Кобыла присела от неожиданного, несправедливого удара. И понесла, испуганно оглядываясь. Ворон снялся, простуженнно, с хрипом, досадливо кэгэкнул и тяжело заскользил черным распятьем над зеленой кукурузой, вдали светлеющей от завязшего тумана.
В село Осадчее въехали неожиданно: завернули вправо, за угол леса, и в низинке Колюшок увидел белые домики.

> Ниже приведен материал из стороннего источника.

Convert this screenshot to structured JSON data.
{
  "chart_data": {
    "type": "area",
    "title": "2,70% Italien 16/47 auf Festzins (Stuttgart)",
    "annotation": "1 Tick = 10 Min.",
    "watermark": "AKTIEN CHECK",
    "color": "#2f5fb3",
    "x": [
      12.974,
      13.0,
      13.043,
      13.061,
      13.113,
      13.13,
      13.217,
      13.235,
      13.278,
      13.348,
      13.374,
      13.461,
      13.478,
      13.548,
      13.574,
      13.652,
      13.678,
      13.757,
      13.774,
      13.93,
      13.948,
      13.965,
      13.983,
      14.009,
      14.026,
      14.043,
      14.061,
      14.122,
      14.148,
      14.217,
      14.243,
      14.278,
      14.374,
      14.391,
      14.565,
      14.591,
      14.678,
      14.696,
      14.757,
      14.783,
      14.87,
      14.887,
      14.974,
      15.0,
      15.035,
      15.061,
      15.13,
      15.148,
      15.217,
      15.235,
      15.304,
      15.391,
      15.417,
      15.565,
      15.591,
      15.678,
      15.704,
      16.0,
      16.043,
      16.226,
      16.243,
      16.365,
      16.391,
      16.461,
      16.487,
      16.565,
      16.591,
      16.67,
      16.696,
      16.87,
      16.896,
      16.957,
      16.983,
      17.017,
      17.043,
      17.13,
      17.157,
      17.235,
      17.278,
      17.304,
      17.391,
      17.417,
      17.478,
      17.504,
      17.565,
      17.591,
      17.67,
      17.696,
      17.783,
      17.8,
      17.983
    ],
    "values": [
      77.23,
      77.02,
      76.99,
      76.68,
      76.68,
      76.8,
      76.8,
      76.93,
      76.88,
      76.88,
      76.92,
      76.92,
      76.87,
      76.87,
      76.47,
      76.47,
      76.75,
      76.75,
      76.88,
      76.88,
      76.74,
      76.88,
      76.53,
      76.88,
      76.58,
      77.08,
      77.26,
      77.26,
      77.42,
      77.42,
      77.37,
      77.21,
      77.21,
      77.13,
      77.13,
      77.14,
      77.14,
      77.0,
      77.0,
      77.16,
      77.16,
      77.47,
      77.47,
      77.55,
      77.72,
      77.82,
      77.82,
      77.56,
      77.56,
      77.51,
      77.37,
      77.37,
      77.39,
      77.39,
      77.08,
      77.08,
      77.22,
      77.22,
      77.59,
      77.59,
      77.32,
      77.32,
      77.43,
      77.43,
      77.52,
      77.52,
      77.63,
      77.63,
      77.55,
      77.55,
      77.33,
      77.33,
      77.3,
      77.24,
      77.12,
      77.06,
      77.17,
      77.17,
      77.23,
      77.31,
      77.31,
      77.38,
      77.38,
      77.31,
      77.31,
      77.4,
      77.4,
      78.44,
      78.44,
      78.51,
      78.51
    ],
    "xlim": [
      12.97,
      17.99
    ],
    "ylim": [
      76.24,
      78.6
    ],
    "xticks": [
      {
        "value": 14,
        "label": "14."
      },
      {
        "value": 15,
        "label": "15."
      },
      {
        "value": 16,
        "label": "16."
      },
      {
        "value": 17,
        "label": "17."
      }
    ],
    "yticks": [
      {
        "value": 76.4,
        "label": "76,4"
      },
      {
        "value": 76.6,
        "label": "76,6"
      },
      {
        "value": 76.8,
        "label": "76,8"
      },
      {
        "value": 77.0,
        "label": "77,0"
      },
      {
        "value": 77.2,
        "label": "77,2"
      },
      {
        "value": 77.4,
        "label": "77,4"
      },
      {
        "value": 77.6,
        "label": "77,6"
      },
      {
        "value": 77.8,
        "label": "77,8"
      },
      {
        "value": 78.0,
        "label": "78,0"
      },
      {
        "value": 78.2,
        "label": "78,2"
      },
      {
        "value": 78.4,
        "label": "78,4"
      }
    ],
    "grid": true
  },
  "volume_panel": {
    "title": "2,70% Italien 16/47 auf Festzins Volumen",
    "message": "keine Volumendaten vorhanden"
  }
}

Недалеко оно от хутора, а все в этом селе по-другому: ни ставен, ни наличников нет на окошках, зато расписаны они яркими цветами; на улицах великое множество собак – тут без палки не погуляешь; плетни плетены замысловато, вперехлест, а если забор – то обязательно побелен мелом; и почти возле каждого дома, у крыльца, растут мальвы и развесистые дули с зелеными, твердыми (даже на вид) плодами.
На выгоне, возле колодца, стояли три женщины; на лбу у них рожками торчали концы платков. Женщины все вместе что-то быстро-быстро говорили;
Колюшок разобрал лишь одно слово, часто повторяемое: "Хиба…хиба…"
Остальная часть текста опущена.